The project was selected through a local design competition. It features a 6.7 meter-diameter circular form with 32 radial elements. Each ray acts as an independent channel for color and motion. The design draws from organic patterns but uses precise digital control. This aligns with trends in non-permanent architectural design. Un Brin d’Soleil avoids fixed narratives. Instead, it offers shifting visual experiences tuned to dusk and pedestrian flow.

Un Brin d’Soleil light installation glowing in blue and purple hues above Place des Fleurs-de-Macadam at night, with snow-covered ground and surrounding brick buildings.
The suspended sculpture illuminates the winter plaza as pedestrians gather below, contrasting with the warm interior lights of adjacent historic structures. (Image © Latrompette Studio)

Materials & Construction

The rays are made of aluminum frames and translucent acrylic tubes. Each houses programmable LED strips with individually addressable pixels. The lightweight system allows complex animations while supporting overhead suspension. Installation required no ground work important in dense urban areas. The choice of durable building materials ensures resilience from November to April. The structure relies on minimal construction intervention.

Silhouette of a person standing beneath the glowing radial structure of Un Brin d’Soleil at night, with alternating red and white light beams radiating outward against a dark sky.
The human scale is emphasized as a viewer stands under the illuminated sculpture, highlighting its role as a focal point for public engagement in Place des Fleurs de-Macadam. (Image © Latrompette Studio)

Urban Role and Temporal Strategy

Funded by the Plateau Mont Royal borough, the project reflects a strategy to animate winter public life. It is produced by Société de développement de l’Avenue du Mont Royal. Unlike permanent works, Un Brin d’Soleil is cyclical and reversible. It will return each winter through 2028. This model lets cities test spatial ideas without long-term commitment. Such approaches inform evolving practices in cities programming. The project also adds to the public archive of experimental urban tactics.

Will recurring temporary installations like Un Brin d’Soleil reshape how cities value non-permanent architecture?

Architectural Snapshot:
A 6.7 meter suspended light sculpture using programmable LEDs on aluminum acrylic rays, installed seasonally in Montreal from 2025 to 2028.

light installation glowing in red and white above Place des Fleurs-de-Macadam at night, with a child standing on rocks below and snow-dusted ground surrounding the plaza.
The illuminated sculpture becomes a focal point for public interaction, as a child stands beneath its radial glow amid scattered boulders and winter snow. (Image © Latrompette Studio)

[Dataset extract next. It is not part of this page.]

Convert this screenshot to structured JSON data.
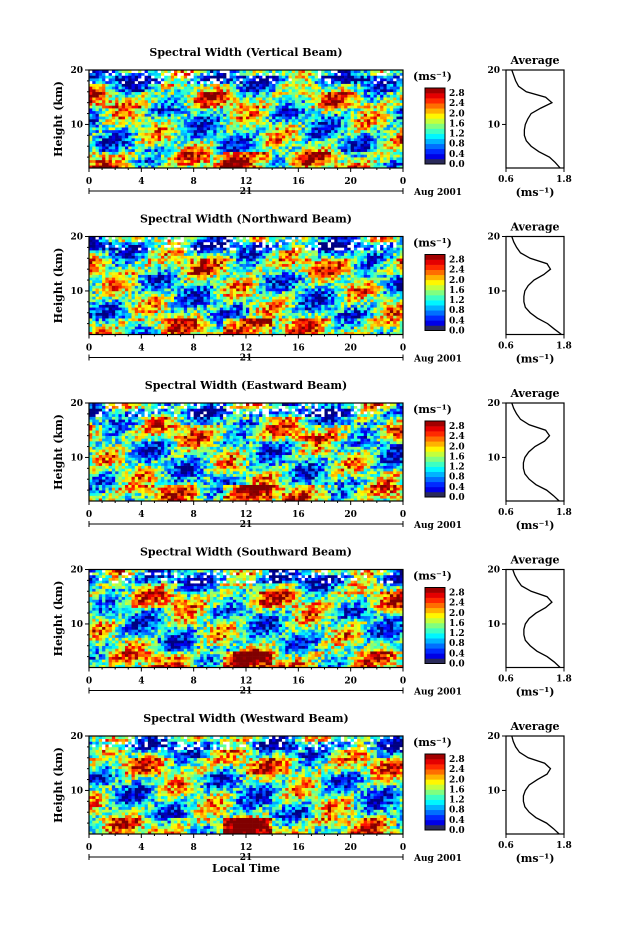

✦ ArchUp Editorial Insight

Un Brin d’Soleil delivers a temporary luminous intervention over a Montreal public square, realized through municipal support and an open call. Its radial LED elements blend digital choreography with urban spectacle. Yet the project remains confined to seasonal rhetoric using light as aesthetic balm without critically engaging winter’s spatial politics. Its sole strength lies in its non invasive installation, avoiding permanent alteration a rarity in civic art. Likely to fade from relevance once funding cycles shift, it nonetheless archives a transitional moment in how cities negotiate impermanence.